The Global Leaders Equity Portfolio was slightly more resilient declining 7.2%. Consumer staples and healthcare sectors performed relatively well: Reckitt Benckiser (+3.8%) J&J (+4.8%) and Nestle (+1.6%) were the best performers. These sectors tend to perform better in weak markets.
The worst performing positions were Amazon (-24.0%), Alphabet (-17.7%) and Kering (-15.5%). Amazon reported quarterly revenue growth of 7.3% which was in line with expectations however saw a large increase in freight, shipping and labour costs which resulted in losses from retail operations. Amazon Web Services continues to perform strongly with 37% growth in revenue and 57% growth in operating profit. Given the retail losses overall operating profit declined by 59% and the company also booked a non-cash loss on revaluation of their Rivian Automotive listed investment. This depressed earnings.

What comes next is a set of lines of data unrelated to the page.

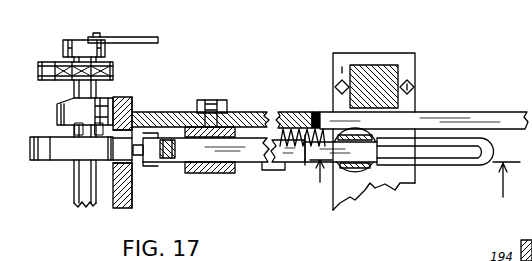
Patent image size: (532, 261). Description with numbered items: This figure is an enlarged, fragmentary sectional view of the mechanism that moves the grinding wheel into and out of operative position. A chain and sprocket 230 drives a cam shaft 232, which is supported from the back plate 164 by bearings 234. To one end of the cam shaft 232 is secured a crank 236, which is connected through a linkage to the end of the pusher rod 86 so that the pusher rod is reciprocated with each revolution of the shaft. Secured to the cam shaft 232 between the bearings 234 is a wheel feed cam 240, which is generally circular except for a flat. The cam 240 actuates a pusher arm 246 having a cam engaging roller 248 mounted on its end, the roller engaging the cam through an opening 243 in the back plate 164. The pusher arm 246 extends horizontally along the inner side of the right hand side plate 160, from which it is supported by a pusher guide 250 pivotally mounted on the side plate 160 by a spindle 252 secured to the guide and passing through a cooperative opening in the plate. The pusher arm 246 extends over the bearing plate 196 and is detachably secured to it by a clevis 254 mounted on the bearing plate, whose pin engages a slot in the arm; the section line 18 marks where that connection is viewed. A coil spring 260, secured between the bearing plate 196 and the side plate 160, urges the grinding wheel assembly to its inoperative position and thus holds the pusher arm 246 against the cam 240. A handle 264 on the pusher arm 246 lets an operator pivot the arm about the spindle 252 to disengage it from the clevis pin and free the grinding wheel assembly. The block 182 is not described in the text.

The section line 18- 18 is at (411, 178).
The pusher rod 86 is at (141, 38).
The right hand side plate 160 is at (252, 113).
The back plate 164 is at (128, 200).
The housing block 182 is at (380, 65).
The bearing plate 196 is at (370, 188).
The chain and sprocket 230 is at (38, 72).
The cam shaft 232 is at (80, 202).
The bearings 234 is at (57, 113).
The crank 236 is at (64, 41).
The wheel feed cam 240 is at (52, 153).
The opening 243 is at (132, 165).
The pusher arm 246 is at (292, 165).
The cam engaging roller 248 is at (165, 150).
The pusher guide 250 is at (228, 173).
The spindle 252 is at (212, 99).
The clevis 254 is at (350, 163).
The coil spring 260 is at (315, 130).
The handle 264 is at (475, 160).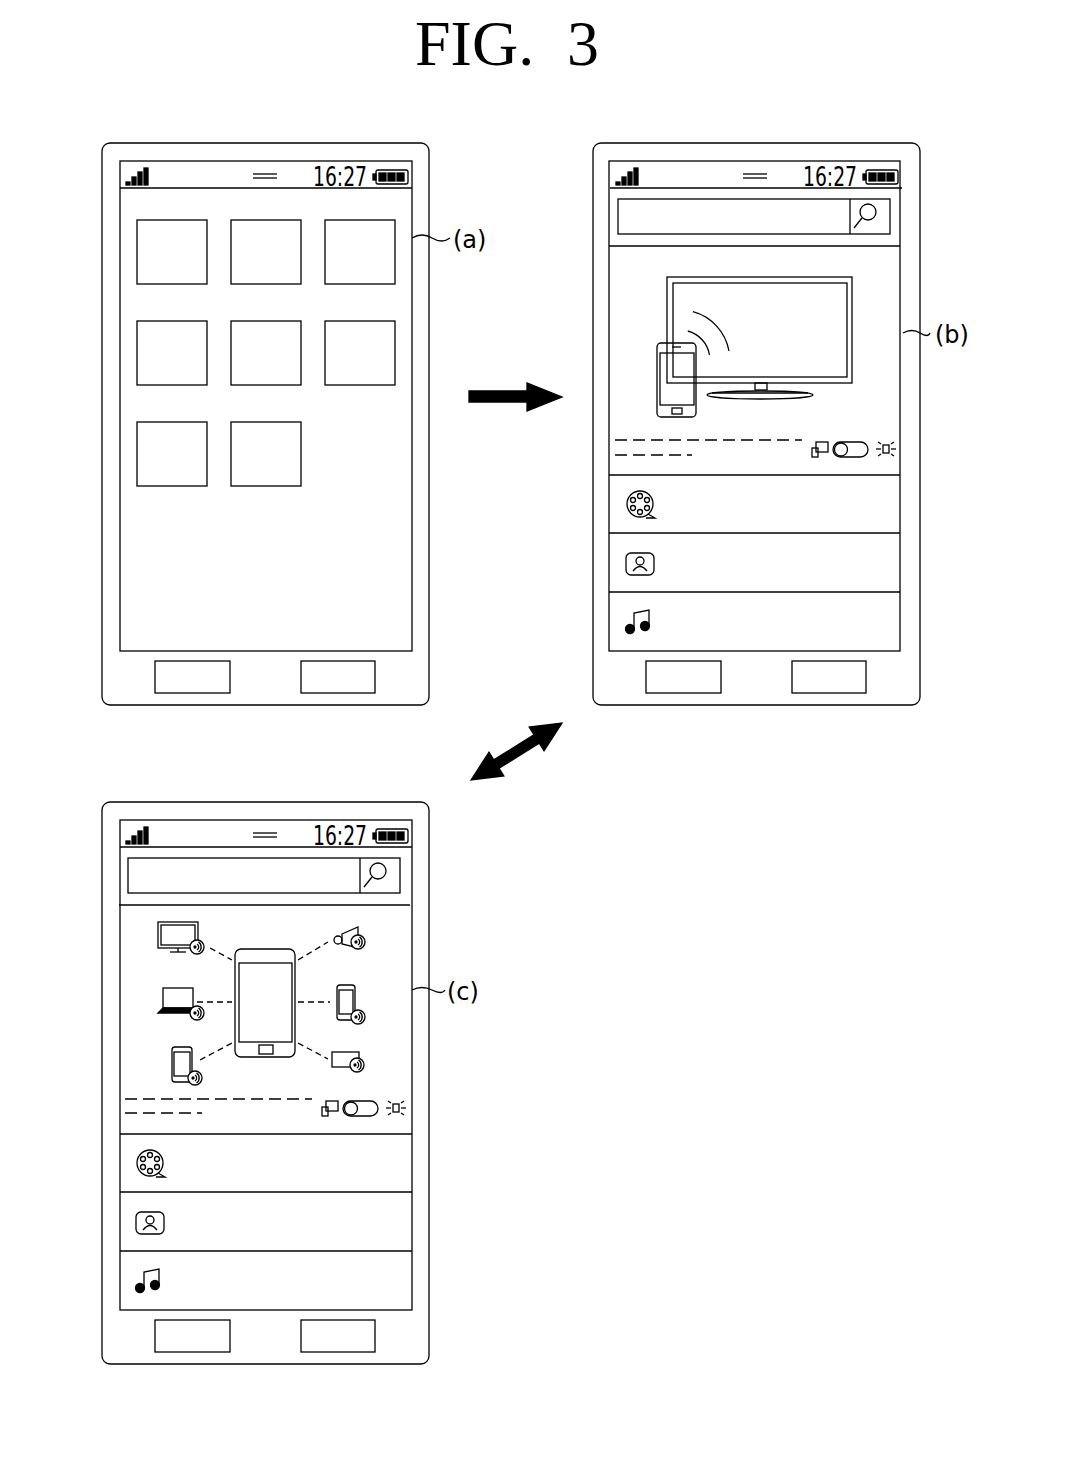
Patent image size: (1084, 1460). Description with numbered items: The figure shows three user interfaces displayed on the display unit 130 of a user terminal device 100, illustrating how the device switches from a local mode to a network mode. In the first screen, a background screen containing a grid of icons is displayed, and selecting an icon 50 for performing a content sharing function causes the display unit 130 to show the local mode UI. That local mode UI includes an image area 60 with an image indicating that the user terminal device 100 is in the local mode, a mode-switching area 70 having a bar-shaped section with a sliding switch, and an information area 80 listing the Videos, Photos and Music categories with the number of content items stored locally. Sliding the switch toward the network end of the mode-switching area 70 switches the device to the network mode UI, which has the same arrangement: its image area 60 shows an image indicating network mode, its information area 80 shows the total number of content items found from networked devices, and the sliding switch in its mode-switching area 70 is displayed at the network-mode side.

The user terminal device 100 is at (388, 143).
The display unit 130 is at (200, 187).
The icon 50 is at (395, 352).
The image area 60 is at (632, 291).
The mode-switching area 70 is at (887, 432).
The information area 80 is at (580, 475).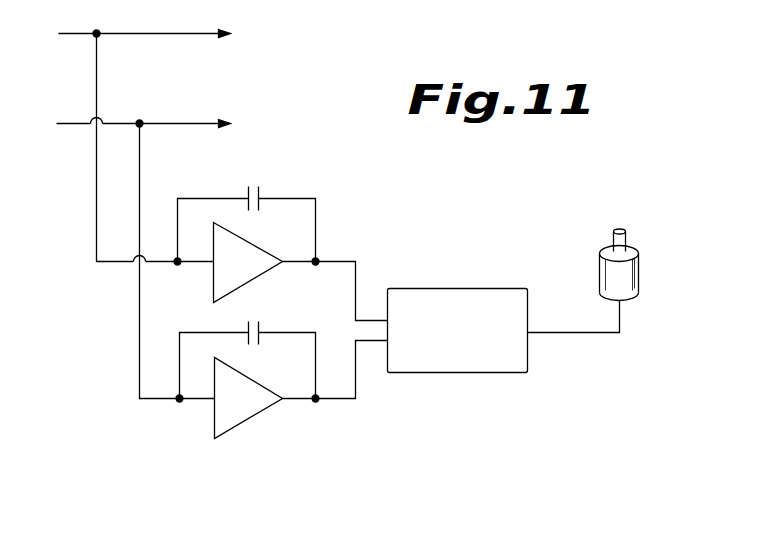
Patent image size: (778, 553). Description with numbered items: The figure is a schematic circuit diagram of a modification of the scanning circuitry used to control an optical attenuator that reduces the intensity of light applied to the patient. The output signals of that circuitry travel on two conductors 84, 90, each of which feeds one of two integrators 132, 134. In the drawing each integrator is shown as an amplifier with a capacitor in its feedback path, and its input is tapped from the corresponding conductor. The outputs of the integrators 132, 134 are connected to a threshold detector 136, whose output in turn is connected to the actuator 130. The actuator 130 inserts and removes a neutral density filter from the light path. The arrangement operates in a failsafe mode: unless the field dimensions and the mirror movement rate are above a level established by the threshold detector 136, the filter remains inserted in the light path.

The conductor 84 is at (162, 33).
The conductor 90 is at (187, 123).
The actuator 130 is at (638, 277).
The integrator 132 is at (292, 180).
The integrator 134 is at (280, 423).
The threshold detector 136 is at (510, 372).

Amazon has always been a company more focused on long term growth than short term earnings, however these results were clearly more disappointing than had been anticipated.
Alphabet also reported in line sales growth of 23%, which included 44% growth in cloud business. Suspension of the firm’s Russian operations, a low single digit reduction in sales, and a slowdown in revenue growth from YouTube, we believe are to be temporary. With the company’s shares trading on around 20 times earnings we continue to see value in the shares.
Kering reported revenue growth of 21% which was ahead of expectations of 17%, however, sales growth for Gucci (which is the highest margin division) was lower than expected. This is largely due to Chinese lock downs which have meant store closures and the delay of new product activations. Given the superior performance of luxury peers this was disappointing. We envisage that the fresh Chinese lock downs will be temporary in nature and that there will be a demand recovery for the Gucci brand. Elsewhere the brand was strong.
For now at least though, China continues to implement their zero-tolerance approach to COVID-19. This presents something of a challenge given the high rate of transmission of the Omicron variant. Regional lockdowns are hampering Chinese economic activity. These lockdowns also have wider global implications as supply chains will come under further pressure.
Inflation is remaining elevated, monetary supply is reducing, supply chain issues are mounting due to Chinese lockdowns, and both growth and corporate profit expectations are slowing. Overall then the macro-outlook for risk assets, unless central banks change policies, for now remains challenging.